You may have noticed that Comet ISON appears to have a green halo in some recent images (like that below), but in other images acquired at about the same time, it doesn’t. Thanks to the beautiful new spectrum posted earlier today by Christian Buil, it’s relatively easy to understand why.
Adam Block / Mount Lemmon SkyCenter / University of Arizona
Comet ISON comes into view
Comet C/2012 S1 (ISON) streaks across the sky in the morning hours of Oct. 8, 2013. The image was captured by the 32-inch Schulman Telescope on Mt. Lemmon, near Tucson, Ariz.
The light we see from a comet is a combination of sunlight reflected off of dust grains (often called “continuum” by astronomers) and light emitted by molecules when they are hit by UV sunlight (“emission”). The emission that is visible to the human eye and to most optical telescopes is in the “visible” part of the electromagnetic spectrum, from roughly 3800 to 7600 Å. The most prominent emission by comets in this region occurs due to the emission of CN (cyanogen), C2 (two carbon atoms), and C3 (three carbon atoms), as illustrated nicely in Christian Buil’s spectrum below. It’s really an impressive image!
Spectrum of Comet ISON
As you can see in the profile (the plot at the bottom that says relative intensity), there are big peaks in the spectrum around 4700 Å and 5100 Å. These are due to C2. You may remember from high school science classes that the human eye is most sensitive in the green region of the spectrum, roughly between 5000 and 6000 Å (sorry the units are changing between plots; 10 Å = 1 nm, so 5000 Å = 500 nm). Since this is also where the C2 emission is strongest, your eye really notices a lot of green and, voila, a green comet!
If you just want to know why comets often look green, you can stop reading now. It'll get a bit more technical from here on out..
In astronomy, most CCD cameras use filters that only let certain wavelengths of light through. Adam Block created his spectacular image where the comet looks green by combining images taken in three filters roughly corresponding to red (R), green (G), and blue (B). These combine to make a color picture similar to what your eye sees. Returning again to Christian Buil’s spectrum, there is almost no emission in the red region (roughly 6000 to 7000 Å), there is a lot of emission in the green region (roughly 5000 to 6000 Å), and there is some emission in the blue region (roughly 4000 to 5000 Å). Thus, when these are combined the green color dominates and you see a green comet1.
Many images of comet ISON are taken with the R (red) filter. As I just noted, this region is relatively free of emission, so most of the light from the comet is due to dust reflecting sunlight. Thus, an R image (like the image below by Nick Howes et al.) primarily shows the comet’s dust.

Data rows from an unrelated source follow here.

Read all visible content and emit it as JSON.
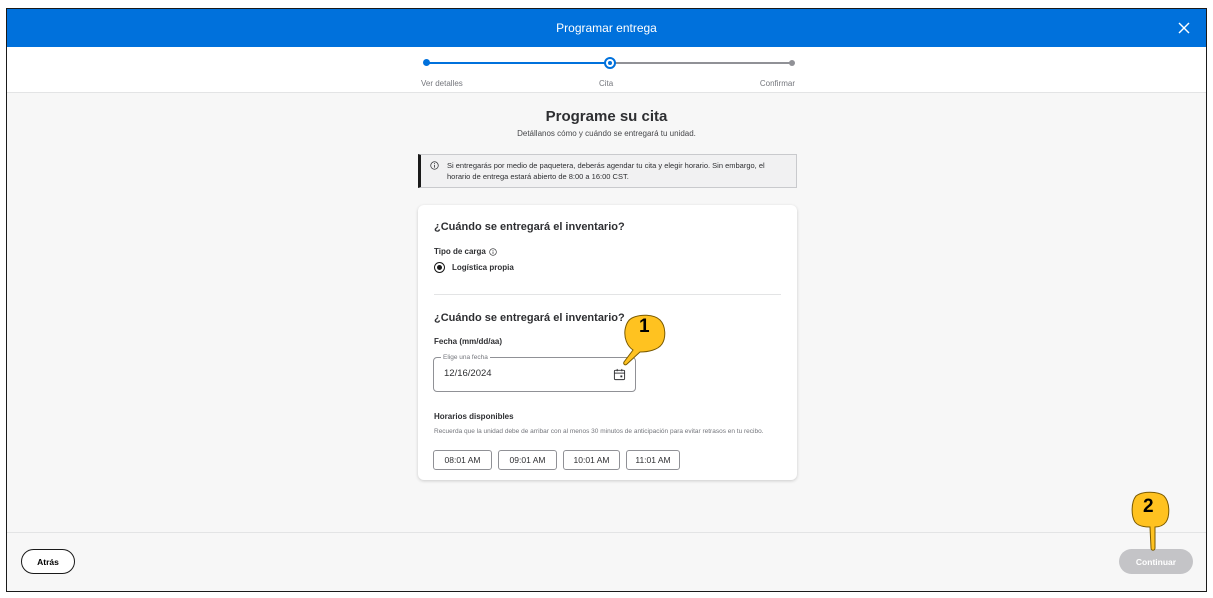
{
  "header": {
    "title": "Programar entrega"
  },
  "stepper": {
    "steps": [
      {
        "label": "Ver detalles",
        "state": "done"
      },
      {
        "label": "Cita",
        "state": "current"
      },
      {
        "label": "Confirmar",
        "state": "todo"
      }
    ]
  },
  "page": {
    "title": "Programe su cita",
    "subtitle": "Detállanos cómo y cuándo se entregará tu unidad."
  },
  "alert": {
    "text": "Si entregarás por medio de paquetera, deberás agendar tu cita y elegir horario. Sin embargo, el horario de entrega estará abierto de 8:00 a 16:00 CST."
  },
  "load_section": {
    "title": "¿Cuándo se entregará el inventario?",
    "type_label": "Tipo de carga",
    "option_label": "Logística propia"
  },
  "date_section": {
    "title": "¿Cuándo se entregará el inventario?",
    "date_label": "Fecha (mm/dd/aa)",
    "date_placeholder": "Elige una fecha",
    "date_value": "12/16/2024",
    "slots_label": "Horarios disponibles",
    "slots_hint": "Recuerda que la unidad debe de arribar con al menos 30 minutos de anticipación para evitar retrasos en tu recibo.",
    "slots": [
      "08:01 AM",
      "09:01 AM",
      "10:01 AM",
      "11:01 AM"
    ]
  },
  "footer": {
    "back_label": "Atrás",
    "next_label": "Continuar"
  },
  "annotations": {
    "marker1": "1",
    "marker2": "2"
  },
  "colors": {
    "brand_blue": "#0071dc",
    "marker_yellow": "#ffc220",
    "disabled": "#c4c4c7"
  }
}
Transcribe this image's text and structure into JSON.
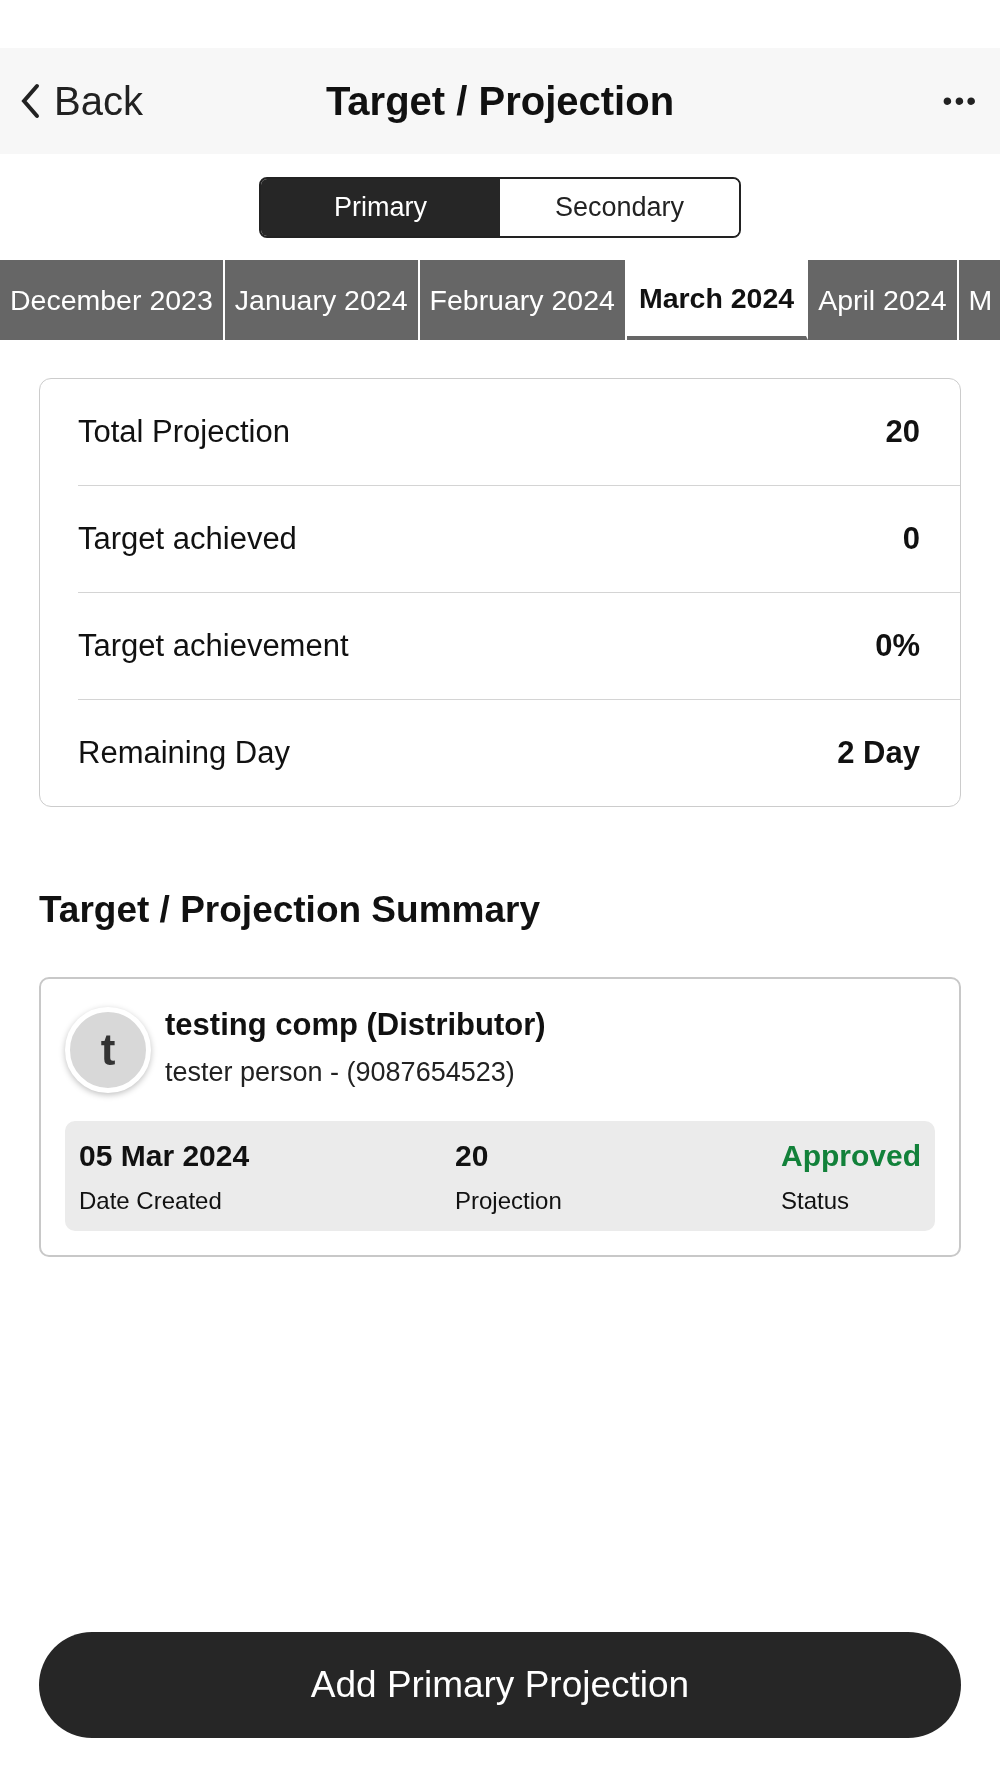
{
  "nav": {
    "back": "Back",
    "title": "Target / Projection",
    "more": "•••"
  },
  "segments": [
    {
      "label": "Primary",
      "selected": true
    },
    {
      "label": "Secondary",
      "selected": false
    }
  ],
  "months": [
    {
      "label": "December 2023",
      "selected": false
    },
    {
      "label": "January 2024",
      "selected": false
    },
    {
      "label": "February 2024",
      "selected": false
    },
    {
      "label": "March 2024",
      "selected": true
    },
    {
      "label": "April 2024",
      "selected": false
    },
    {
      "label": "M",
      "selected": false
    }
  ],
  "stats": [
    {
      "label": "Total Projection",
      "value": "20"
    },
    {
      "label": "Target achieved",
      "value": "0"
    },
    {
      "label": "Target achievement",
      "value": "0%"
    },
    {
      "label": "Remaining Day",
      "value": "2 Day"
    }
  ],
  "summary": {
    "title": "Target / Projection Summary",
    "entries": [
      {
        "initial": "t",
        "name": "testing comp (Distributor)",
        "contact": "tester person - (9087654523)",
        "fields": [
          {
            "value": "05 Mar 2024",
            "label": "Date Created",
            "kind": "plain"
          },
          {
            "value": "20",
            "label": "Projection",
            "kind": "plain"
          },
          {
            "value": "Approved",
            "label": "Status",
            "kind": "approved"
          }
        ]
      }
    ]
  },
  "action_button": "Add Primary Projection"
}
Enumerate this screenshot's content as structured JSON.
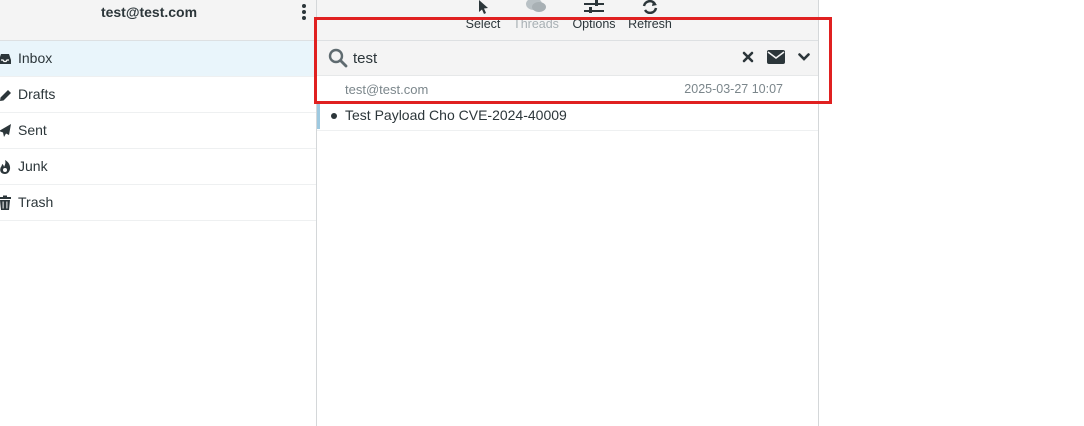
{
  "account": {
    "email": "test@test.com"
  },
  "folders": [
    {
      "label": "Inbox",
      "icon": "inbox-icon",
      "selected": true
    },
    {
      "label": "Drafts",
      "icon": "pencil-icon"
    },
    {
      "label": "Sent",
      "icon": "paper-plane-icon"
    },
    {
      "label": "Junk",
      "icon": "fire-icon"
    },
    {
      "label": "Trash",
      "icon": "trash-icon"
    }
  ],
  "toolbar": {
    "select_label": "Select",
    "threads_label": "Threads",
    "options_label": "Options",
    "refresh_label": "Refresh"
  },
  "search": {
    "value": "test"
  },
  "messages": [
    {
      "from": "test@test.com",
      "date": "2025-03-27 10:07",
      "subject": "Test Payload Cho CVE-2024-40009",
      "unread": true
    }
  ],
  "colors": {
    "selected_folder_bg": "#e9f5fb",
    "annotation_red": "#e02020",
    "text": "#2c363a",
    "muted": "#7b868b"
  }
}
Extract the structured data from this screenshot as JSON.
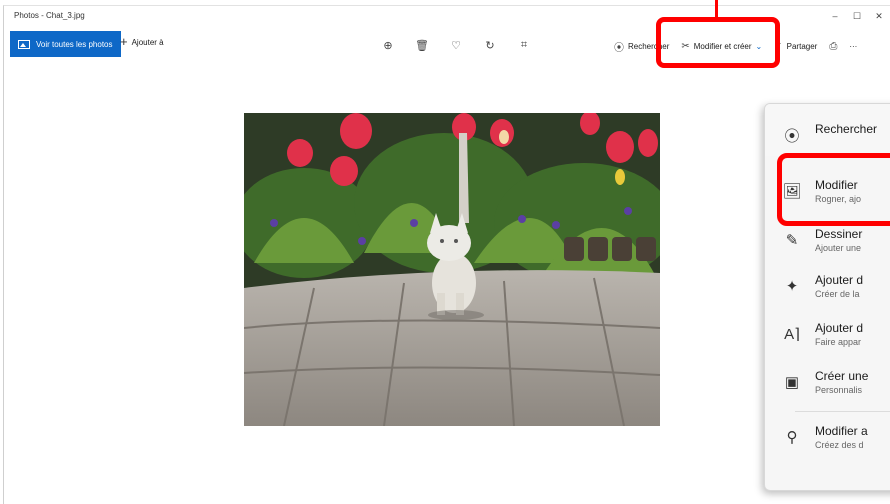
{
  "window": {
    "title": "Photos - Chat_3.jpg"
  },
  "window_controls": {
    "minimize": "–",
    "maximize": "☐",
    "close": "✕"
  },
  "toolbar": {
    "see_all_label": "Voir toutes les photos",
    "add_to_label": "Ajouter à",
    "search_label": "Rechercher",
    "edit_create_label": "Modifier et créer",
    "share_label": "Partager",
    "more_label": "···"
  },
  "center_tools": [
    {
      "name": "zoom-in-icon",
      "glyph": "⊕"
    },
    {
      "name": "delete-icon",
      "glyph": "🗑"
    },
    {
      "name": "favorite-icon",
      "glyph": "♡"
    },
    {
      "name": "rotate-icon",
      "glyph": "↻"
    },
    {
      "name": "crop-icon",
      "glyph": "⌗"
    }
  ],
  "menu": {
    "search": {
      "title": "Rechercher"
    },
    "items": [
      {
        "title": "Modifier",
        "subtitle": "Rogner, ajo"
      },
      {
        "title": "Dessiner",
        "subtitle": "Ajouter une"
      },
      {
        "title": "Ajouter d",
        "subtitle": "Créer de la"
      },
      {
        "title": "Ajouter d",
        "subtitle": "Faire appar"
      },
      {
        "title": "Créer une",
        "subtitle": "Personnalis"
      },
      {
        "title": "Modifier a",
        "subtitle": "Créez des d"
      }
    ]
  },
  "colors": {
    "accent": "#0e68c7",
    "highlight": "#ff0000"
  }
}
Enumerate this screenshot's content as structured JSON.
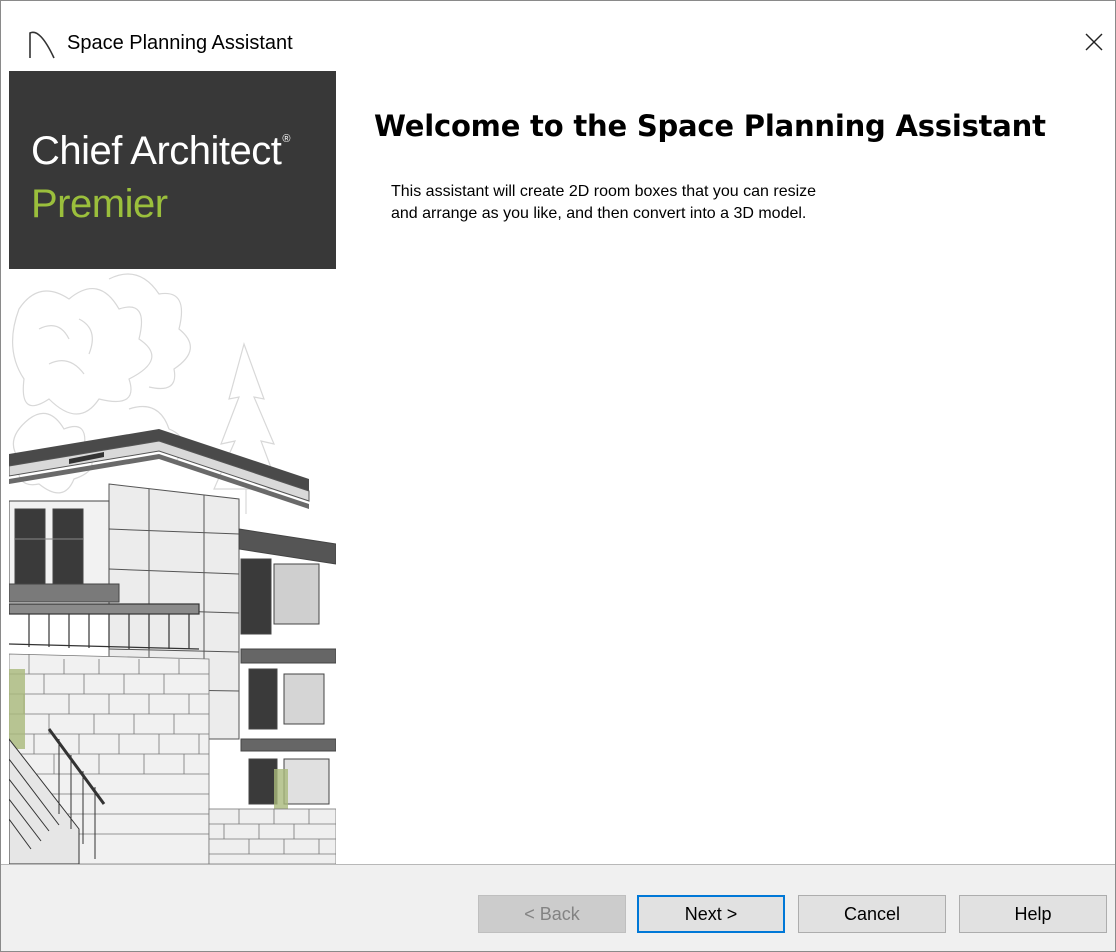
{
  "window": {
    "title": "Space Planning Assistant",
    "close_symbol": "✕"
  },
  "banner": {
    "brand_line1": "Chief Architect",
    "brand_registered": "®",
    "brand_line2": "Premier",
    "colors": {
      "block_background": "#383838",
      "brand_accent": "#9bbf3c"
    }
  },
  "main": {
    "heading": "Welcome to the Space Planning Assistant",
    "description_lines": [
      "This assistant will create 2D room boxes that you can resize",
      "and arrange as you like, and then convert into a 3D model."
    ]
  },
  "footer": {
    "back_label": "< Back",
    "next_label": "Next >",
    "cancel_label": "Cancel",
    "help_label": "Help"
  },
  "icons": [
    "app-arch-icon",
    "close-icon"
  ]
}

Nick Howes, Ernesto Guido, and Martino Nicolini
R-filtered view of Comet ISON
One really nice application of this is that by careful consideration of where to make filters transparent, astronomers can isolate either dust or gas emission, and therefore can study particular features of the comet. My primary work utilizes this principle, and we have “comet narrowband filters” [PDF] specially designed to look at CN, C2, C3, dust, and a few other things. My preferred gas to study in comets is CN. As you may have noticed in the spectrum above, there is a really tall and narrow peak near 3900 Å that corresponds to CN. CN emission Is really bright, however, we don’t normally “see” comets looking blue for several reasons: our eyes aren’t very sensitive to that short of a wavelength, the atmosphere absorbs light more efficiently at short wavelengths, and many CCD cameras are not designed to be sensitive there. If you have a telescope and CCD setup that can actually observe it, CN is a very good way to look for gas activity in comets!
1Note that along the dust tail there is far more signal coming from reflected sunlight off the dust than from emission. In these areas the three colors combine to produce something that looks roughly white because you are seeing roughly equal amounts of red, green, and blue. Also note that light combines differently than does paint. Combining equal amounts of red, green, and blue light gives you white; combining red, green, and blue paint gives you brown.